Additionally, defenders need to be mindful that the four-time MVP’s passing is exceptional. Thus, other than an attempt to knock the ball loose when he comes close, under no circumstances should opponents put their hands down. Keeping arms extended and hands elevated allow opponents to more easily tip the ball away if James tries to pass it. Additionally, when a defender keeps their chest aligned with James’ it allows them to have a better reach on his one-armed passes and also makes it more difficult for him to drive around them.

Who to learn from

The obvious examples of guys who have successfully contained the two-time Olympic gold medalist include Andre Iguodala and Kawhi Leonard. Yet, with all due respect to Iguodala, any player looking to model their defensive stance after an NBA star should choose Leonard, first and foremost. 

The Spurs lynchpin, like any defender should, uses his hips as his primary defensive tool, relying on his gargantuan hands and lanky arms to strip the ball away only when he is sure that he will get the steal. Too many players have these reversed, in that they rely too heavily on their hands to play defensive, and forget that getting your body in front of the player you’re defending is paramount. This is especially important when guarding James since he is an extremely talented slasher and finisher. 
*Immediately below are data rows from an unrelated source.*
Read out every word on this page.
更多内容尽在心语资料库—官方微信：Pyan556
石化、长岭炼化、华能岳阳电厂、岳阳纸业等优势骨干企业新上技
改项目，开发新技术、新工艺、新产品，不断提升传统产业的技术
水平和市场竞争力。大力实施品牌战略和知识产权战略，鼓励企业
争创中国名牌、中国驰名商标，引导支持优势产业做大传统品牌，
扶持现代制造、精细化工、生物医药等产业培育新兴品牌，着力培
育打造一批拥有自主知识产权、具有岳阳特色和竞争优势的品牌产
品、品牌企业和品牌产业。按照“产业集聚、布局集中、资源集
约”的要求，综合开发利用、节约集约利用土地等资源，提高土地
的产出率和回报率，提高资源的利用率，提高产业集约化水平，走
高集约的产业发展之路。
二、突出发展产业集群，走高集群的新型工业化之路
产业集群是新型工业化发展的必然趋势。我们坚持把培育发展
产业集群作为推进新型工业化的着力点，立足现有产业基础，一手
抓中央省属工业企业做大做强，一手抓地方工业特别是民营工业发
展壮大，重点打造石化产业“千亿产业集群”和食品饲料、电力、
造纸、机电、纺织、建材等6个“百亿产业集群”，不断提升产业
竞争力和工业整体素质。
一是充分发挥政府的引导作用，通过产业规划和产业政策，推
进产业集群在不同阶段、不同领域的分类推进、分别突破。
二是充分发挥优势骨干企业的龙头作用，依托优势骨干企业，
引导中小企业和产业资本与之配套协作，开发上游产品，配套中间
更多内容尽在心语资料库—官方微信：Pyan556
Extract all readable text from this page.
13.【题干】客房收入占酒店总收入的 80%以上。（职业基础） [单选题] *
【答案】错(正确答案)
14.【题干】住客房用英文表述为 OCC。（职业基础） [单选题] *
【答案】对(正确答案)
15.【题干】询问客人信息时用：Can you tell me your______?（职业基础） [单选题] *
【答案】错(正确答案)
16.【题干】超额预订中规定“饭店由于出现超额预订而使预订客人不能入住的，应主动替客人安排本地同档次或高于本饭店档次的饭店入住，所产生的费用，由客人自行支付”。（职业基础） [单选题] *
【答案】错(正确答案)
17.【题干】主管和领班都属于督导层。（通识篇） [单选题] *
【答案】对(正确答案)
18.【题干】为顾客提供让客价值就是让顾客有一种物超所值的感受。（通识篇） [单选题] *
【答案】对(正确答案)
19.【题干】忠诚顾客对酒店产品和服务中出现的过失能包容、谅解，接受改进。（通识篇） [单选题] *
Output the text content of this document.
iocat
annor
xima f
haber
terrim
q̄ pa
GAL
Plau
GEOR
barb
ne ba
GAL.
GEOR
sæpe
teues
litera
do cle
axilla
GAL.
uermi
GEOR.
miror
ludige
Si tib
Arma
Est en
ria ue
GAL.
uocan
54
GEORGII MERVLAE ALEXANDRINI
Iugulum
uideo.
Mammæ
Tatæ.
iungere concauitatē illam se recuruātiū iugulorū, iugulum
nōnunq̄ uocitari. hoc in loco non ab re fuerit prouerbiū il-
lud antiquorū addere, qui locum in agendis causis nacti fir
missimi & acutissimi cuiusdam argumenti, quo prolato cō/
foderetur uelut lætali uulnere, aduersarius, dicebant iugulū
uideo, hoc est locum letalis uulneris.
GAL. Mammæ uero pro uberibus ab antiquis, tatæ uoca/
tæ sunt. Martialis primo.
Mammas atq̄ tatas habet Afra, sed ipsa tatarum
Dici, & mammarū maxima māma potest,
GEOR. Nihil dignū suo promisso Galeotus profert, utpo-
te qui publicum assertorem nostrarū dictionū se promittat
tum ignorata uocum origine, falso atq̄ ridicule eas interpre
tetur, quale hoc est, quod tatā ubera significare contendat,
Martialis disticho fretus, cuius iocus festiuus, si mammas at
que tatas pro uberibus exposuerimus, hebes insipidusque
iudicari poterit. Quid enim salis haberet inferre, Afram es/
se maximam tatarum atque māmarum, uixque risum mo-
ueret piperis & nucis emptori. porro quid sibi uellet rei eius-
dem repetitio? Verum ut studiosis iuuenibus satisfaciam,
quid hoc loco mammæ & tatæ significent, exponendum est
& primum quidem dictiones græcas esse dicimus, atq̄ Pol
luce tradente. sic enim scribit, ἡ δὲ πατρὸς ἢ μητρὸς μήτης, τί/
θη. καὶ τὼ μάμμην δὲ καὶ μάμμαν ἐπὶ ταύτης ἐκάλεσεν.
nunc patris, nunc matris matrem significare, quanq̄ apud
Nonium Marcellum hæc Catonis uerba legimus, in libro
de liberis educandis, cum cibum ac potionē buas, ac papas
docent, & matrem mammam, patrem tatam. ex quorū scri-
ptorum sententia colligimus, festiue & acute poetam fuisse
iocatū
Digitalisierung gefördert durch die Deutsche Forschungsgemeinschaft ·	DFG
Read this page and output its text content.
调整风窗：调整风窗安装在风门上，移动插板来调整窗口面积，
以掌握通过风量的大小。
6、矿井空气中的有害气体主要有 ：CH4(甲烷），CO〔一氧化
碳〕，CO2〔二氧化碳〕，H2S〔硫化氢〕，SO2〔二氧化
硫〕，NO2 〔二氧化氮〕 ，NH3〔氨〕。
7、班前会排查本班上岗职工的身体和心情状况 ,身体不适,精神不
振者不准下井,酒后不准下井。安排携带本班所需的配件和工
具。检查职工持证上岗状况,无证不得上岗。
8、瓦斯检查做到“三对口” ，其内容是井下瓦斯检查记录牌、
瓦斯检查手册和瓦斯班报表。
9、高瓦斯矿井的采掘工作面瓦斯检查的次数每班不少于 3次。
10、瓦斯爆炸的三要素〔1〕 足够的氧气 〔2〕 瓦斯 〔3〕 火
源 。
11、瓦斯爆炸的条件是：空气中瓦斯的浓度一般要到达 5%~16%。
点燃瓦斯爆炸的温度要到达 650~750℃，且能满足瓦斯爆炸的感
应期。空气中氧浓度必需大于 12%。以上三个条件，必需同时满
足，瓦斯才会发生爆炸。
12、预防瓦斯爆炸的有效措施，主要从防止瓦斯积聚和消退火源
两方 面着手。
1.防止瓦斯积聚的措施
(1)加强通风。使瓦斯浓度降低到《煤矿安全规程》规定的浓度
In some cases when marking a slasher with unexceptional ball handling abilities, guarding either their right or left side more heavily can help stop them, since that guides them away from the basket. However, if they have the unfortunate task of guarding ‘The King’, players must stay in front of him at all times. If James is able to get around an opponent, or at least beside instead of in front of them, he will find ways to beat them. Leonard knows exactly how important it is to beat an offensive player to a certain spot on the floor to limit their space to shoot, which is what makes him successful against opponents like James.